Which got me to thinking about those reservoirs and everything else, to run the increased hydraulic power I'm after for the snowblower, brush hog, and UHP fire-suppression system, all of which I'd like to adapt to the SEE (which can't run any of 'em, stock). What I'm thinking, is replace the PTO-drive hydraulic pump with that Eaton unit I linked to before. Now I'm trying to identify what parts of the SEE's rear-hydraulic system aren't up to the increased PSI. So far, definitely the bulkhead couplers on the reservoir will need replacing. Not a big deal.
I'm back to thinking the snowblower will raise/lower and tilt, off the front hydraulics -- I'll be able to raise/lower while driving, to maneuver around obstacles, for one thing. But the hoses going to the quick-attach adapter, will be powered by the PTO to operate the fans & chute. The pressure will be reduced for the backhoe.

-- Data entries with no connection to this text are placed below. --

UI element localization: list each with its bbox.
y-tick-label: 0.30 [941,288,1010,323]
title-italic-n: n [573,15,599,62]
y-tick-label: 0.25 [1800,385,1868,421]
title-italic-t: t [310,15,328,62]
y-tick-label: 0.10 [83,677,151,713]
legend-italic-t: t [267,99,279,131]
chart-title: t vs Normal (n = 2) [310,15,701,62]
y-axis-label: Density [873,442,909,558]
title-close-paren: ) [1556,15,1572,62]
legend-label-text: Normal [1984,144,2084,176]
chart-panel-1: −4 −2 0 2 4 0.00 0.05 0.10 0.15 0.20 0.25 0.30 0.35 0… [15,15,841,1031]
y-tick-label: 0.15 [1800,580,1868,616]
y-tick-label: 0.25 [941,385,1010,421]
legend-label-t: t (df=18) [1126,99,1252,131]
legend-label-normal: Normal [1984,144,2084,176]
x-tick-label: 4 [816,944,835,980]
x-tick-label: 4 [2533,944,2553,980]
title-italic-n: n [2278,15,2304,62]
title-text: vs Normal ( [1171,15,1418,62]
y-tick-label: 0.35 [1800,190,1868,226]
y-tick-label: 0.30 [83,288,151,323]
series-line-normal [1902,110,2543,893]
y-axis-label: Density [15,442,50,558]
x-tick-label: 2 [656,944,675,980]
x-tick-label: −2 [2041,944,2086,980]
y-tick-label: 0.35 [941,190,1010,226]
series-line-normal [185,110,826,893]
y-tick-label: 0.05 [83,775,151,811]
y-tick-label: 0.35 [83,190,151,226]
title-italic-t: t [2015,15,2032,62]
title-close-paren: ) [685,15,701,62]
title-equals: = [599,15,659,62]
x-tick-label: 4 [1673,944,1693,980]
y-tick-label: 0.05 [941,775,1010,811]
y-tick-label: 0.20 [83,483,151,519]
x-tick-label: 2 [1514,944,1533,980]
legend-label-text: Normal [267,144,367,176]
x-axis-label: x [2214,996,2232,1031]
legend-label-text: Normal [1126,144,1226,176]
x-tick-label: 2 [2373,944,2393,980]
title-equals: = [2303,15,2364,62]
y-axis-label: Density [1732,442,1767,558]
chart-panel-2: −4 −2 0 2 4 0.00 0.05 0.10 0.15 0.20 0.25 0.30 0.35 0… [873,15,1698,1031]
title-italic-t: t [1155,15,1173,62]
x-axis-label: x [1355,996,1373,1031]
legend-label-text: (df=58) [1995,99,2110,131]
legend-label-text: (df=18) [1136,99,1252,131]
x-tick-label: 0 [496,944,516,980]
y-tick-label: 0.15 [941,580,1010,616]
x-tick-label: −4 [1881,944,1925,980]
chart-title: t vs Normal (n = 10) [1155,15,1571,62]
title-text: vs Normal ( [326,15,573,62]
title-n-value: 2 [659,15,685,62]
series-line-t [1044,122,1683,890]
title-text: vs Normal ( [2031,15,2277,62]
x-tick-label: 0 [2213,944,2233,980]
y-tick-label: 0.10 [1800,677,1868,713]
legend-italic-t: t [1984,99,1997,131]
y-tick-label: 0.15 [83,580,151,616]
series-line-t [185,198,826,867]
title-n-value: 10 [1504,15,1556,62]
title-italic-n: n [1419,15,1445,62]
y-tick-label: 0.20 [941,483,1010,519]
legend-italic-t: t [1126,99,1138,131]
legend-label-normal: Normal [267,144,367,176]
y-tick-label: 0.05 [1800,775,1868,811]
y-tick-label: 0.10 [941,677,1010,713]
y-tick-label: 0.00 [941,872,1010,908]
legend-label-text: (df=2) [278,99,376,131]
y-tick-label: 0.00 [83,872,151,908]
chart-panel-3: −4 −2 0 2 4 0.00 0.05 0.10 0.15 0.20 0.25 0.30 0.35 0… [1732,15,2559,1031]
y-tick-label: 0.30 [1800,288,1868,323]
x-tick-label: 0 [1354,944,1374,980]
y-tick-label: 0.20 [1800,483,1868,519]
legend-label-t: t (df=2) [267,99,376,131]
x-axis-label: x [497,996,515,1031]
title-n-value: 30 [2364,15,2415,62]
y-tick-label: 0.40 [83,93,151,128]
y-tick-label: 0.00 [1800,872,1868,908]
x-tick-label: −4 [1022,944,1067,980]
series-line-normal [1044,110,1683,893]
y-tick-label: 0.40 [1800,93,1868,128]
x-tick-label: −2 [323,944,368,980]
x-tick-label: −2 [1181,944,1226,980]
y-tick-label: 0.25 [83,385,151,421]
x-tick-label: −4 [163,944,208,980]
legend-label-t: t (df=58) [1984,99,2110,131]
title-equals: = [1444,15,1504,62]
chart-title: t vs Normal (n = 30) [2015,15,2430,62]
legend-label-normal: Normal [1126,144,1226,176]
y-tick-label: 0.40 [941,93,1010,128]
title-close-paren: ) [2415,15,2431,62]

I was out straddling a small ditch to move some snow piles earlier, it's been warm so they were heavy slushy loads for the SEE. While it was fun driving my marshmallow around with heavy loads elevated up front, slipping sliding and spinning in & out of the ditch at too-radical of angles for any other backhoe to not just get stuck even with decent tires & chains... I was still picturing just driving along straight, and blowing all that crud over the fence into the deeper ditch next to the county road.
First-under in low range @ 2K RPM is crawling. Maybe in the future I'll decide to lower the gear or bump up the motor's HP. What I can't wait to see, is that snowblower's hydrostatic clutch taking all the power I'm not using to move the Mog, and put it into obliterating a heavy/chunky windrow. Being able to do that, no matter how slowly, would be faster, more efficient, with less wear & tear on the SEE than the work I asked of it this morning. I had fun doing that, waving at the neighbors and all, don't get me wrong! But I'd have been happier getting that done pushing the kind of monster 6' snowblower capable of doing that job, with a truck capable of actually getting it there! I can't picture a skid-steer pushing the same snowblower along that ditch.
In KISS terms, it makes more sense to upgrade the rear hydraulics, than it does to add another PTO to the truck. If anyone knows what other problems I'll run into aside from the bulkhead couplers, I'm all ears! I doubt I'll get it done in time to need the snowblower this season, but I'll have plenty of work for that brush hog this summer.